Kelim, chapitre 9, Mishna 8. Notre chapitre s'est occupé du récipient de terre cuite fermé par un tsamid patil, un couvercle hermétiquement scellé, qui le protège, lui et son contenu, de la toum'a d'un cadavre se trouvant sous la même tente, ainsi que de la question de savoir quel genre de brèche annule cette protection. Notre mishna revient au four scellé, mais sous un autre angle, et passe de là aux tonneaux scellés puis aux grandes jarres.
Un four de terre cuite possède normalement un ayin, un oeil, une bouche d'aération par laquelle la fumée s'échappe afin que le four ne surchauffe pas. C'est ainsi qu'il est construit pour fonctionner. Notre mishna envisage le cas où le propriétaire a pris de l'argile et a bouché cette ouverture, fermant le four complètement. Voici qu'un trou se forme dans le bouchon d'argile lui-même. Quelle taille doit atteindre ce trou pour que l'on dise que le four n'est plus scellé et se trouve de nouveau exposé à la toum'a ?
La mesure du fuseau
Le texte de la Mishna dit « Tannour chenikav me'eno » : un four de terre cuite scellé dont l'ouverture bouchée a été percée. Et de quelle taille ? La Mishna donne « melo kouch nikhnass veyotsé », le fuseau demeurant « dolek » : l'ouverture doit être assez large pour qu'un fuseau allumé y entre et en ressorte sans que sa flamme soit étouffée par l'étroitesse du passage. Tout ce qui est plus étroit que cela n'est pas considéré comme une rupture du scellement au niveau de l'ouverture.

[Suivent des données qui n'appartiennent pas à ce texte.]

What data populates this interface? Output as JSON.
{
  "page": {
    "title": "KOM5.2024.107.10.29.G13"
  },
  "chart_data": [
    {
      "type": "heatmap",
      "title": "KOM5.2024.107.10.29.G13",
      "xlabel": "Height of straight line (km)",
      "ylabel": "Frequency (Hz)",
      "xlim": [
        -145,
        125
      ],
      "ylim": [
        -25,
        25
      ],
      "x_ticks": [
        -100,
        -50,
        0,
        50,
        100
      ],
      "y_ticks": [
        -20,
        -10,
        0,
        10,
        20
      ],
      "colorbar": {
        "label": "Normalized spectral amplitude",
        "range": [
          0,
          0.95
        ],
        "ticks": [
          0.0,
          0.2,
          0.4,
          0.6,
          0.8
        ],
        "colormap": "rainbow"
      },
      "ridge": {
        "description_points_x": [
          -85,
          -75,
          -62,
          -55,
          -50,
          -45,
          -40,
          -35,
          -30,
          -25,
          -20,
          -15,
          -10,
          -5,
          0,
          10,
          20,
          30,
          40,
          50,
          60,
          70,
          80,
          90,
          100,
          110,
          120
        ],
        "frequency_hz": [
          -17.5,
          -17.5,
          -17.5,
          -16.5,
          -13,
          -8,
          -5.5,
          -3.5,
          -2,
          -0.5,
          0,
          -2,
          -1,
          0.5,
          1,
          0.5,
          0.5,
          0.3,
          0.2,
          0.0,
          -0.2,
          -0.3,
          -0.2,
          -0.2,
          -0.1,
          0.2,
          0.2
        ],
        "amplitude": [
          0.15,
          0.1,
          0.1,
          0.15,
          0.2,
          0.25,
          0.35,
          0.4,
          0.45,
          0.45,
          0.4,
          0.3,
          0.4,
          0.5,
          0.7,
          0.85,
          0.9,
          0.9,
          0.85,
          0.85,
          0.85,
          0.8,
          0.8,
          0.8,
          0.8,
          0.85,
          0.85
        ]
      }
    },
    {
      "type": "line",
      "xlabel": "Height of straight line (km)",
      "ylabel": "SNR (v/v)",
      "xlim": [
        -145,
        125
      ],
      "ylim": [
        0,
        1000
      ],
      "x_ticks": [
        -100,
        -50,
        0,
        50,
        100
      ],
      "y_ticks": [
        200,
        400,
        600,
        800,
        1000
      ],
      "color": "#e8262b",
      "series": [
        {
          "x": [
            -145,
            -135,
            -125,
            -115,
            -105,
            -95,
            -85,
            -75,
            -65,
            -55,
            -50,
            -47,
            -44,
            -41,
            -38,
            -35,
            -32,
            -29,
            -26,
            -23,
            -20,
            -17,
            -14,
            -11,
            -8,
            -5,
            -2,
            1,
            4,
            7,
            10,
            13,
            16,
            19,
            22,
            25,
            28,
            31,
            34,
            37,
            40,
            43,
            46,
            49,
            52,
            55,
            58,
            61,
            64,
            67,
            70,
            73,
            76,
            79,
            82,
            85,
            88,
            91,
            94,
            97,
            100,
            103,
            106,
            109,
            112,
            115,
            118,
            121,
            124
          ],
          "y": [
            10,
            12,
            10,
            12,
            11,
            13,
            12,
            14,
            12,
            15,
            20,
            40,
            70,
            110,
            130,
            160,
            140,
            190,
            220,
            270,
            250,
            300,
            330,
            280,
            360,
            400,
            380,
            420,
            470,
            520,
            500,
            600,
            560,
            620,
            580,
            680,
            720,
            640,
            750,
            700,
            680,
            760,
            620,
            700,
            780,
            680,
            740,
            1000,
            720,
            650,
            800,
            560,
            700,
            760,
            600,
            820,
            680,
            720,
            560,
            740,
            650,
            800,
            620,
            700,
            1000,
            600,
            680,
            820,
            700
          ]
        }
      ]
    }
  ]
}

À cela Rabbi Yehouda répond par deux mots, « chelo dolek », fixant une norme plus exigeante. À ses yeux, la brèche n'a pas besoin d'être aussi généreuse. Même si le fuseau y entre et en ressort tandis que sa flamme s'éteint en chemin parce que l'espace le serre, le scellement du four est déjà annulé.
Un trou sur le côté du bouchon
La Mishna aborde maintenant le cas inverse : la brèche est apparue non pas au centre de l'argile qui bouche l'ouverture, mais sur le côté, le long de la jointure où l'argile rencontre la paroi de l'ouverture. Et ici les deux Tannaïm échangent leurs places. Il semble qu'une tradition ait été transmise concernant ces deux chiourim, le fuseau qui passe avec sa flamme intacte et le fuseau dont la flamme s'éteint, et le débat portait sur lequel des deux chiourim s'applique à quel type de brèche.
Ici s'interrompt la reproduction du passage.